Entramos en la gama de vinos históricos de la familia Osborne, donde sus Medium son los que marcan la calidad de una categoría tremendamente especial. No hay que olvidar en cualquier caso el único amontillado seco de la familia, como es el AOS. Su solera se funda en 1903 a partir de otras soleras de mayor antigüedad para celebrar el nacimiento de Antonio Osborne. Su padre Tomás reservó una bota para que su hijo la pudiera disfrutar cuando alcanzara la mayoría de edad, en ese momento a los 21 años. Hasta entonces fue sellado y de ahí nació esta solera. Enológicamente se hace con fino y, aunque no esté incluido en la categoría de VORS, podría entrar perfectamente, pero la familia decidió no incluirlo. Tiene un perfil menos calcáreo que el que da Macharnudo y al estar hecho con finos de El Puerto da un perfil más redondo, más delicado, con un punto incluso abocado que lo hace muy bebible. Este vino reposa en el núcleo de la Sacristía y es el único que se embotella. El resto de botas están ahí olvidadas voluntariamente hasta que en algún momento se decida realizar una saca especial.
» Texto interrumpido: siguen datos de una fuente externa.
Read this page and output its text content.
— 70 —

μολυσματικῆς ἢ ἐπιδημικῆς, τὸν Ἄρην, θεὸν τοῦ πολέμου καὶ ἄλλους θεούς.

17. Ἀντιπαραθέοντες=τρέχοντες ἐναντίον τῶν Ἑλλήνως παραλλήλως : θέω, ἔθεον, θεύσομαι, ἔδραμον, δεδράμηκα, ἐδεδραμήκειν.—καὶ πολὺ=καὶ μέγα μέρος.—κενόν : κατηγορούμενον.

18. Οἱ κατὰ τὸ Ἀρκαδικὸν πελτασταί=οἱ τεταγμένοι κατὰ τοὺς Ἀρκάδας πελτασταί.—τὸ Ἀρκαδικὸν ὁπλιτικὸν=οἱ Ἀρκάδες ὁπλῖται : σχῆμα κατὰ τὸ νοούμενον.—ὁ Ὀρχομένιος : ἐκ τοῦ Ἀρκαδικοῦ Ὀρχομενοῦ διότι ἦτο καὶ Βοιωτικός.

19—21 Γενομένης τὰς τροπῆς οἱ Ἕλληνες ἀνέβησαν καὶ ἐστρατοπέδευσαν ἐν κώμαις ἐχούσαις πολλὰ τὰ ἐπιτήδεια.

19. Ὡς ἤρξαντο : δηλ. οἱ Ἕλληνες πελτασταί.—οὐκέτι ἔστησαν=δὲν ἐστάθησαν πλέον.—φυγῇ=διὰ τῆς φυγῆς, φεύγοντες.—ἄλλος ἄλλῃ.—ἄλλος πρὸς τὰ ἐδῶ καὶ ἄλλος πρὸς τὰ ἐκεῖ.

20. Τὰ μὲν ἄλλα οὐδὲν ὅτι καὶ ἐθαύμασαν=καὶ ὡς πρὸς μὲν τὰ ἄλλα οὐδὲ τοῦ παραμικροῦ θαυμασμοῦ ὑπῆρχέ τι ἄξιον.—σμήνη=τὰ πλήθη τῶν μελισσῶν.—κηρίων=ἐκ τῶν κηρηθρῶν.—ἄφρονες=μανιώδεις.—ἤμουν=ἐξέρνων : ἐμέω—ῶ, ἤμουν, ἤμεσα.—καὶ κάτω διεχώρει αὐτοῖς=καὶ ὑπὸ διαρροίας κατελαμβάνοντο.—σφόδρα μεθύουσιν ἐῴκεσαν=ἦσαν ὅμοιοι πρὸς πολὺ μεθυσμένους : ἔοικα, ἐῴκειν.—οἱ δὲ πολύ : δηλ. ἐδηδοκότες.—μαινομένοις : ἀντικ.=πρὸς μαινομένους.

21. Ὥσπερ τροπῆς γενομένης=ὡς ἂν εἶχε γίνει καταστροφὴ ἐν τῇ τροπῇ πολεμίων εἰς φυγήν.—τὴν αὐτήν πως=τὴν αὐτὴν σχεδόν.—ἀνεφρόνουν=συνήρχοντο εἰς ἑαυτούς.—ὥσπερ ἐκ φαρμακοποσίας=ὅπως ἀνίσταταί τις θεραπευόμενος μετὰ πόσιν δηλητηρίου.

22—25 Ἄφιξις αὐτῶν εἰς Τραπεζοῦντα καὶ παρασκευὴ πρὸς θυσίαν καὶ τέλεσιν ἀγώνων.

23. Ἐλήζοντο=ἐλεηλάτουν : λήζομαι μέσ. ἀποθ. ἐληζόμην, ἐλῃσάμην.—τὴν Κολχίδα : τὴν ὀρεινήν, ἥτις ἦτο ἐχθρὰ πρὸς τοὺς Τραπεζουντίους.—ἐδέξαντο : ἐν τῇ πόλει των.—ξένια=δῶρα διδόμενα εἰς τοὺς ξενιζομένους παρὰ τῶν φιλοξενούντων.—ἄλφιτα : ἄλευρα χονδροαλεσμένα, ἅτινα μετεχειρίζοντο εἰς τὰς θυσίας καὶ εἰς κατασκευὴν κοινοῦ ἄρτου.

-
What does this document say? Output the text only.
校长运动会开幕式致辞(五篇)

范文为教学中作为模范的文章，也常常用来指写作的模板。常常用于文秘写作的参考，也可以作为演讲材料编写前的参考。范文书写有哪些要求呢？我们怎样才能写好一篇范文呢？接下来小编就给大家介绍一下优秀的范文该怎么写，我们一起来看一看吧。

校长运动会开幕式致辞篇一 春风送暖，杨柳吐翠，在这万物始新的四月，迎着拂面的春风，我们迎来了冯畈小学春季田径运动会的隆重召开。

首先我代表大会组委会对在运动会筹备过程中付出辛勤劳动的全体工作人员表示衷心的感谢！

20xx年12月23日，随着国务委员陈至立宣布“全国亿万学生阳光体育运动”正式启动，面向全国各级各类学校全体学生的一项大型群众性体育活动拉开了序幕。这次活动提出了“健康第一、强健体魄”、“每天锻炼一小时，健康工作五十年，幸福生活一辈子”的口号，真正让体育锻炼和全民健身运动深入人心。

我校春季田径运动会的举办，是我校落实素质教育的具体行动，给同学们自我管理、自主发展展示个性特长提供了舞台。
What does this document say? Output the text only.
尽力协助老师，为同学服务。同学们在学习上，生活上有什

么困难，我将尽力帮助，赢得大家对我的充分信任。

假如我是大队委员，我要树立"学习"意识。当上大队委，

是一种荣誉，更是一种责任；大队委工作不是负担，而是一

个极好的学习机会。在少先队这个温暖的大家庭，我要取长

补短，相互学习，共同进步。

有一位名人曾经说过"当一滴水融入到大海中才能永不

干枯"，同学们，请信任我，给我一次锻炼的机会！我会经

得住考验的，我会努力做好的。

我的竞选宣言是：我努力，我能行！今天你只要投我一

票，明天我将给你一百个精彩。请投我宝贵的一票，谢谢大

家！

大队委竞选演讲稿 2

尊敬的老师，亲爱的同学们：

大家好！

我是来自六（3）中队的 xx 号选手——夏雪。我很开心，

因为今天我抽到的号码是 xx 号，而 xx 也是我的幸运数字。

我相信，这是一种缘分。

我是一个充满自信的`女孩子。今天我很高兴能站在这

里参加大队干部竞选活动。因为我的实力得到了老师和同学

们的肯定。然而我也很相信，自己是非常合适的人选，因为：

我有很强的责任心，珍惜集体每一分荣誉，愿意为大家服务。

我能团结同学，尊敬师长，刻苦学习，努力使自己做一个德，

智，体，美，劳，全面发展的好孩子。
Osborne tiene probablemente los dos Medium más interesantes de todo el Marco. La Solera India y el BC 200. Este último es un vino que históricamente tenía un solo cliente: la familia imperial rusa. Estaba formado por tres soleras: A, B y C. En 1888 deciden llevarse la solera A, que era la más vieja, a San Petersburgo, y dejan 200 botas de la B y C. Este tipo de vinos se construía según el gusto del cliente y se adicionaba Pedro Ximénez en función del grado de dulzor que se quisiera dar. Son vinos de autor que pueden venir de amontillados, olorosos o palos cortados. En este caso, estamos ante una joya tan extraordinaria que resulta difícil describirla. La armonía entre el dulzor y la acidez concentrada y la complejidad que muestra son abrumadoras. Una exquisitez.
Jerez y su historia vitícola serían inabarcables si no fuera por sus vinos de Sacristía. Todas las encrucijadas que se plantean desde la diversidad de pagos del Marco hasta las elaboraciones y sus múltiples interpretaciones quedan resumidas con mucho acierto en los vinos viejos de cada casa jerezana. Hemos encontrado en estas cuatro sacristías el verdadero sentido de una tierra primorosa que está en constante evolución y que sabe leer con distancia y altura de miras el pasado para construir un presente donde sustentar el futuro. Que así sea.